Clowney gets right to the truth of the matter: Plenty of people are getting paid for college sports. They just aren't the players — the ones who risk their health and safety every time they take the field. Recent conversations about the NFL's concussion problem only underline this reality. For every wealthy player who never has to work again, there are many who never get paid at all, and even incredibly successful pro athletes often make less than you think. Russell Wilson, this year's Super Bowl-winning quarterback, made $526,217 (less than the man he beat, Peyton Manning, makes per game) last year, and is locked into a contract that holds him to $662,434 in 2014. That's still much, much more than most Americans earn, of course, but it's hardly enough to sustain him for the rest of his life if a career-ending injury comes next season.
"Many of us will have numerous injuries throughout our playing careers," said one Northwestern football player of the reasons for the union drive. "A group of those players will continue to feel the effects of those injuries long after their playing days are over.

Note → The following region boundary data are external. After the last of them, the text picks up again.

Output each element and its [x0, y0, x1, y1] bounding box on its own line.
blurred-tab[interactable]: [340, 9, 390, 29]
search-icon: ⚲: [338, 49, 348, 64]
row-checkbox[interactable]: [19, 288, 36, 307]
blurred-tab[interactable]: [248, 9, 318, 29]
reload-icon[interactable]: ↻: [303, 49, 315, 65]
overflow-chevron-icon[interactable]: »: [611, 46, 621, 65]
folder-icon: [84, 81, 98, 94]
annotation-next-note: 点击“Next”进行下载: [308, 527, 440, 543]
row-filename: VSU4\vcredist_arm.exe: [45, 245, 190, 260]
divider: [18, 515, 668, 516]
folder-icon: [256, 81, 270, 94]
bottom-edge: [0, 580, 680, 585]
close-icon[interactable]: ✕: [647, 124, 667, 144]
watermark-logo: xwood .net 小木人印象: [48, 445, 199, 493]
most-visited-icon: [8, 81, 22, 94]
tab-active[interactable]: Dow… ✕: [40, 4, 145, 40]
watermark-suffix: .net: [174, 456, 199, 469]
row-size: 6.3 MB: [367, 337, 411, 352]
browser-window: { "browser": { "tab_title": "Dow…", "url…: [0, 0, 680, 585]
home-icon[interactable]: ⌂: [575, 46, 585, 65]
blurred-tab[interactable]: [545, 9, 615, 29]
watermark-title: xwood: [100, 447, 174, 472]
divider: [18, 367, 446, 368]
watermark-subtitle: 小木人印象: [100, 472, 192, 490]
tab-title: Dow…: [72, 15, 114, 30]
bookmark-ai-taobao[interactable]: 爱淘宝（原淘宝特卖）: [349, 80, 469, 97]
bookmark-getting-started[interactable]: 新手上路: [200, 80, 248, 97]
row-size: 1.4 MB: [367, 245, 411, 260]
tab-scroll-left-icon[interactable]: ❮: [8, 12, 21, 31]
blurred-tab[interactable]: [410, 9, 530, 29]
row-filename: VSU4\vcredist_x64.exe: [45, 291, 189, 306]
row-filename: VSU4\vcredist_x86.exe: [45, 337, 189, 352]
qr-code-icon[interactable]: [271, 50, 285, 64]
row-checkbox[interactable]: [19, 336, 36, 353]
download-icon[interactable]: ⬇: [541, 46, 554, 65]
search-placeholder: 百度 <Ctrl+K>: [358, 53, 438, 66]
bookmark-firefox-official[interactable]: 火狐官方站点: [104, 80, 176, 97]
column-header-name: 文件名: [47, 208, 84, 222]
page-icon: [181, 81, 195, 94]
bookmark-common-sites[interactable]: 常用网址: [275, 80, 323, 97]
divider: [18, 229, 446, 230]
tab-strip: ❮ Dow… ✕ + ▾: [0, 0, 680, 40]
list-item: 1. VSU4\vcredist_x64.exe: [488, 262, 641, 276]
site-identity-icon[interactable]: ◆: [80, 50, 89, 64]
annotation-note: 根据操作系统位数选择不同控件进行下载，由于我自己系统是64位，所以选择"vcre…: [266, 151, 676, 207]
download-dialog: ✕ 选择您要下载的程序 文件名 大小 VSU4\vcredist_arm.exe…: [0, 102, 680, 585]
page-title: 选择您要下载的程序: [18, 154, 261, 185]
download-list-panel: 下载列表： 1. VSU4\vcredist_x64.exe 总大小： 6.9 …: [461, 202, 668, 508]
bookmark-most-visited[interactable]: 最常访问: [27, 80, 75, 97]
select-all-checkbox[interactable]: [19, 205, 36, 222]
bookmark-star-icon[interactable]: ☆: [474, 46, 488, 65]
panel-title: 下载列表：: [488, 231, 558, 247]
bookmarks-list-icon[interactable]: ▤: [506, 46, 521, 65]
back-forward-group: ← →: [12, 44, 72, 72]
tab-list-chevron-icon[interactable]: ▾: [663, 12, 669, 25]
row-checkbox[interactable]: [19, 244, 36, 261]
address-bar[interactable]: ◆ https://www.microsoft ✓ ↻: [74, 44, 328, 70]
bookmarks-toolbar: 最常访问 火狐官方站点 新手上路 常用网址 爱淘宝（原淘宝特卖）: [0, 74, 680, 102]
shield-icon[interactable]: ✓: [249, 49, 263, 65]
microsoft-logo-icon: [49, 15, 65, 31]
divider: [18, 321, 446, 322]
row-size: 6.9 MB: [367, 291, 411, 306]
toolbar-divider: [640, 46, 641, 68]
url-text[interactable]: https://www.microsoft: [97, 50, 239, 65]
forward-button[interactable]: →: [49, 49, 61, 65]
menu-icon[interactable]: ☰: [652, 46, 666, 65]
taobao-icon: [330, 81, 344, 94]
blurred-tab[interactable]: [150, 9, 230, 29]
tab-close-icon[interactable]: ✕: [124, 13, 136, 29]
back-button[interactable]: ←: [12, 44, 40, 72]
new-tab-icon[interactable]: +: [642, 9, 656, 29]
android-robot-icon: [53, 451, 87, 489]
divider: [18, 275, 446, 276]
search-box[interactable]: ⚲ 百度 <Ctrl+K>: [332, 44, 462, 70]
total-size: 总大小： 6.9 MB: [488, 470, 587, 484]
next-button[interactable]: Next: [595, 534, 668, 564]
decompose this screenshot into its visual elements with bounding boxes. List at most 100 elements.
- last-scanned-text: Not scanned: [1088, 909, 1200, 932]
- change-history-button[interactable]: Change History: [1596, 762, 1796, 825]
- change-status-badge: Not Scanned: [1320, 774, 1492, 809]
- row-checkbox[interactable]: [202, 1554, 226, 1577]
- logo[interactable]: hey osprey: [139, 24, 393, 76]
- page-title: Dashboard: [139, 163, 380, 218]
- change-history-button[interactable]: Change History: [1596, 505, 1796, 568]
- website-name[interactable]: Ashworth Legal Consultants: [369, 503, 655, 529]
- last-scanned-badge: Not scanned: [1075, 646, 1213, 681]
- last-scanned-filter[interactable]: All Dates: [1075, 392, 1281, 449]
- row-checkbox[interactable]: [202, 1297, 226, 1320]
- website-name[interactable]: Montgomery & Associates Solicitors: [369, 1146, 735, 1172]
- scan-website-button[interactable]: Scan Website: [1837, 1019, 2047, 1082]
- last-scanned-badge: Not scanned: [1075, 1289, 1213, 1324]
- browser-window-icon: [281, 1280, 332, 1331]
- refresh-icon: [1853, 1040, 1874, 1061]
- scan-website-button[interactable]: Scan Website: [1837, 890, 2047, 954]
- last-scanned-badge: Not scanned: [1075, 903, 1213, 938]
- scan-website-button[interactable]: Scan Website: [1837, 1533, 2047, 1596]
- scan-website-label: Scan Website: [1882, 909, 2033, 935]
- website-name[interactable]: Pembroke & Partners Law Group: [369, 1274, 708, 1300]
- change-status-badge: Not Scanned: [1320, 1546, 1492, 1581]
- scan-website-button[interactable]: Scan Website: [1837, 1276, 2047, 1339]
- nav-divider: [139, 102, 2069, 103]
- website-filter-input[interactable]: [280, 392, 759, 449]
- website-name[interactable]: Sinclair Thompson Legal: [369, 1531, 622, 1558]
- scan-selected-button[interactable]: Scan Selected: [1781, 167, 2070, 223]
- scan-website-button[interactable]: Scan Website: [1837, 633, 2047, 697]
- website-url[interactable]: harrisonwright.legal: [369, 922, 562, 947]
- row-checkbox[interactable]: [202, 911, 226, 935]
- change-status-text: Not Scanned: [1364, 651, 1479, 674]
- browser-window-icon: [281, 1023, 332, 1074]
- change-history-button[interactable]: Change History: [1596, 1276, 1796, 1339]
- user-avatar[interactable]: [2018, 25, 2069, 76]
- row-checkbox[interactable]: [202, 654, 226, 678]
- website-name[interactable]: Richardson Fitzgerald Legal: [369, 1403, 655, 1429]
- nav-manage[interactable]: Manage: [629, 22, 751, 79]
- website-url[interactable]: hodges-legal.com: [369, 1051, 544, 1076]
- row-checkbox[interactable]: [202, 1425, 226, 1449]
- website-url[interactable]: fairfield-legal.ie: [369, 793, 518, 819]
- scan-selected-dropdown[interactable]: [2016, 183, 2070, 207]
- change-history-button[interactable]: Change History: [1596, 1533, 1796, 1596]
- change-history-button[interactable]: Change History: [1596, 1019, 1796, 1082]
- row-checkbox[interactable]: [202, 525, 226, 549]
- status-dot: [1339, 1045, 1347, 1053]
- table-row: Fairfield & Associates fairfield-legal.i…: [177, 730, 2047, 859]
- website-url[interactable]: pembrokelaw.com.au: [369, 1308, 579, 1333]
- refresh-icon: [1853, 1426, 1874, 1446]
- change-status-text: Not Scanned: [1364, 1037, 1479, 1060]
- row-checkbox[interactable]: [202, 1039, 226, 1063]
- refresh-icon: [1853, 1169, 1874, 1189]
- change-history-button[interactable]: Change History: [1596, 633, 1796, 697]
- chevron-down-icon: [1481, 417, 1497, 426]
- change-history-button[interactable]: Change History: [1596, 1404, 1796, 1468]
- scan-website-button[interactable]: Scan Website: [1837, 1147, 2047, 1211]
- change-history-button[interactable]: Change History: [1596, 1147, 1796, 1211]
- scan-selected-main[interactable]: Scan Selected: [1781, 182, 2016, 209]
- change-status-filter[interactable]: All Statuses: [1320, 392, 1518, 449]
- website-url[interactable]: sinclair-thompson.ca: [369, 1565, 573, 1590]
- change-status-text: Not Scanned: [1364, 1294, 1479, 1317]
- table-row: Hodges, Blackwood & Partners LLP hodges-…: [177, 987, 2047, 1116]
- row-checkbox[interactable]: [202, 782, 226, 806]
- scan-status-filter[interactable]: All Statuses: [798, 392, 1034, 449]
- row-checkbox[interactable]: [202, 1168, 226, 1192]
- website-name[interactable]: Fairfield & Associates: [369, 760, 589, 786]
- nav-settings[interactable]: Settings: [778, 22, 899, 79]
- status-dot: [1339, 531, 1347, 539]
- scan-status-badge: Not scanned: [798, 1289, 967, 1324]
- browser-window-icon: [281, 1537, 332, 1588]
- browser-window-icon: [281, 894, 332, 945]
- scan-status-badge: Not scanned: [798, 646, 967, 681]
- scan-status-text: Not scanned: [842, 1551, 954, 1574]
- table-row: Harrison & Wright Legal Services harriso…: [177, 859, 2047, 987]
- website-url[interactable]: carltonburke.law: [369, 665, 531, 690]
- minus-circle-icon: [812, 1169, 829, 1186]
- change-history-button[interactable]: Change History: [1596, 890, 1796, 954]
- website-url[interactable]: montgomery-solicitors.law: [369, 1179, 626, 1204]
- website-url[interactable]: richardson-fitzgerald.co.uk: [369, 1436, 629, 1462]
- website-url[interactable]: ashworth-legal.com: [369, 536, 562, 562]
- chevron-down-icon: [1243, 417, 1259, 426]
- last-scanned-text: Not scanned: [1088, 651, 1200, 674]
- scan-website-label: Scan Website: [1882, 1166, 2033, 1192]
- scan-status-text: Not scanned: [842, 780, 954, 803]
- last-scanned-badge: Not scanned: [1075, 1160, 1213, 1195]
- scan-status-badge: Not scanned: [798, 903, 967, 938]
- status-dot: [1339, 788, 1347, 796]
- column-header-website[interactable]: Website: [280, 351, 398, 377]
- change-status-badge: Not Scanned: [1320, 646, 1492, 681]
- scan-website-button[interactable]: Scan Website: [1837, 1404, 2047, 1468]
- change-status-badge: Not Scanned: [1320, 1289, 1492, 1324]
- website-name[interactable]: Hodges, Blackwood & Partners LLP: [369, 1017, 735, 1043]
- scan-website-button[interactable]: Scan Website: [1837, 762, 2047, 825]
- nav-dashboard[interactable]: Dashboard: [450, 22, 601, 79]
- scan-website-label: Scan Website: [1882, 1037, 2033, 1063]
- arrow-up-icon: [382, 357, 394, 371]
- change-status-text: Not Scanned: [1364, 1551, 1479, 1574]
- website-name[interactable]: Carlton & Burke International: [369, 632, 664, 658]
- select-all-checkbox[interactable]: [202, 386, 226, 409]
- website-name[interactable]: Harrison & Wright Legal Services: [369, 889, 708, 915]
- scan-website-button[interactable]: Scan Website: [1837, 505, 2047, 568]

The goal is to have some sort of medical protection if we need surgeries stemming from injuries sustained while playing for our university."
Athletes are an extreme example, to be sure — most workers doing free labor in hopes of landing a job are not risking their future health and livelihoods to do it. But many different workers in today's economy are still creating value for businesses free of charge, accepting this idea that a job is not the thing you do to pay the bills but a thing you do because you love it. Canadian professor Kathleen Kuehn called it "hope labor," the idea that you will work in the hopes of maybe getting paid in the future. Guy Standing calls it "work-for-labor," the unremunerated things we do that are essential to get us access to decent jobs and future wages. Unpaid internships are on the rise, and the idea that a labor of love is a privilege that one has to "earn" through a period of uncompensated labor has been accepted by more bosses — even as workers, unable to pay the bills, begin pushing back. It suits business just fine, after all. If people will do this work for love, why bother paying them real money?
"What would you do to make this dream come true?" asked an NBC Olympic segment on, rather appropriately, Valentine's Day. Heart-wrenching sports stories of adversity overcome all too often involve money, and we're presented with them as more evidence that we can do anything we put our minds to. Yet how many people didn't get to the Olympic level at all because money simply got in the way? How much greater could the display of talent be if we invested in our athletes and didn't leave them hustling to raise their own funds and paying their own medical bills? DreamFuel, a new crowdfunding site, launched recently after its founder discovered that about 85 percent of Olympic hopefuls make less than $15,000 per year and that only a few top stars will ever get a corporate sponsorship. Is it part of the "Olympic spirit" that athletes must spend their time hustling for money on top of the hours and hours they put in to reach the top of their sport?
How much better could our society be if we didn't leave so many people struggling simply to be able to access work in the first place?
In the meantime, it's good to see athletes challenging the "labor of love" mindset that is evermore pervasive. It does not lessen the value of their efforts to acknowledge that what they do is work and that they deserve to be compensated for it.
As U.S. bobsledder Nick Cunningham told reporters, "We're happy and honored to be called Olympians, but this is a business trip."